Казалось бы, предпоследний премьер-министр Хирота устраивал гумбацу, но и он проявил мягкотелость. В японском парламенте однажды возникла дискуссия: депутат Хамада поднялся на трибуну и сказал такое, чего давно не слышали в этом зале:
«За последние годы военные круги стали претендовать на роль движущей силы нашей политики. Взгляды, существующие в армии, требуют укрепления диктатуры, что наносит большой вред народу».

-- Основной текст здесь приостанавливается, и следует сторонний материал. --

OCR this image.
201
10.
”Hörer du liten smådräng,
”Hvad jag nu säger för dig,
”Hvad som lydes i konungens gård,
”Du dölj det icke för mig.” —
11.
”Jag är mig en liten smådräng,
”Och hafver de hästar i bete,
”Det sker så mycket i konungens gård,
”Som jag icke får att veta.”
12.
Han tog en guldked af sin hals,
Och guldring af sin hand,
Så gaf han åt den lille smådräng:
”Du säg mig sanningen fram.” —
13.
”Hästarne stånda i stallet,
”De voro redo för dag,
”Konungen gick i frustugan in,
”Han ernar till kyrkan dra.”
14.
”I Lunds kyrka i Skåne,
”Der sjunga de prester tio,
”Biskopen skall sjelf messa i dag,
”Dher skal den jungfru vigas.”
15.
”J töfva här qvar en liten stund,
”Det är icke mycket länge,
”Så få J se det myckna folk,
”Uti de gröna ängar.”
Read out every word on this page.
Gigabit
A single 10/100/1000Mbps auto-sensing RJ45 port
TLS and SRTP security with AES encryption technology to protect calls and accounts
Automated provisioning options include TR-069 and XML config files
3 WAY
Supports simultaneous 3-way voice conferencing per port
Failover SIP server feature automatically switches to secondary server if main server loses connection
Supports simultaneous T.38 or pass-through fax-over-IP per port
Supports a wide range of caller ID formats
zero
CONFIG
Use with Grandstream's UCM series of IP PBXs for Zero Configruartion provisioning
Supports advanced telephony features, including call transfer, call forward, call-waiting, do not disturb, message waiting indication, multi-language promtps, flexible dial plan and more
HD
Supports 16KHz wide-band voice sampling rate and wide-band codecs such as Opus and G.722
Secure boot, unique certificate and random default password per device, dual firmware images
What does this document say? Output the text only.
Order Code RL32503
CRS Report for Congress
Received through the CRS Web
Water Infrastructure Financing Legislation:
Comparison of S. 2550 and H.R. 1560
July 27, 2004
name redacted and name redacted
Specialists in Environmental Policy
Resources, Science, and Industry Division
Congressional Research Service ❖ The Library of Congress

Хирота промолчал, но военный министр Тэраучи, сын прославившегося в Сибири маршала, принял вызов и яростно обрушился на депутата, расценив его выступление как оскорбление армии, что наносит вред духу единства нации.
И снова взял слово депутат Хамада.
«Проверим стенограмму, — сказал он. — Если там найдутся слова, оскорбляющие армию, я сделаю себе харакири… Но если там нет таких слов — пусть сделает себе харакири военный министр Тэраучи…»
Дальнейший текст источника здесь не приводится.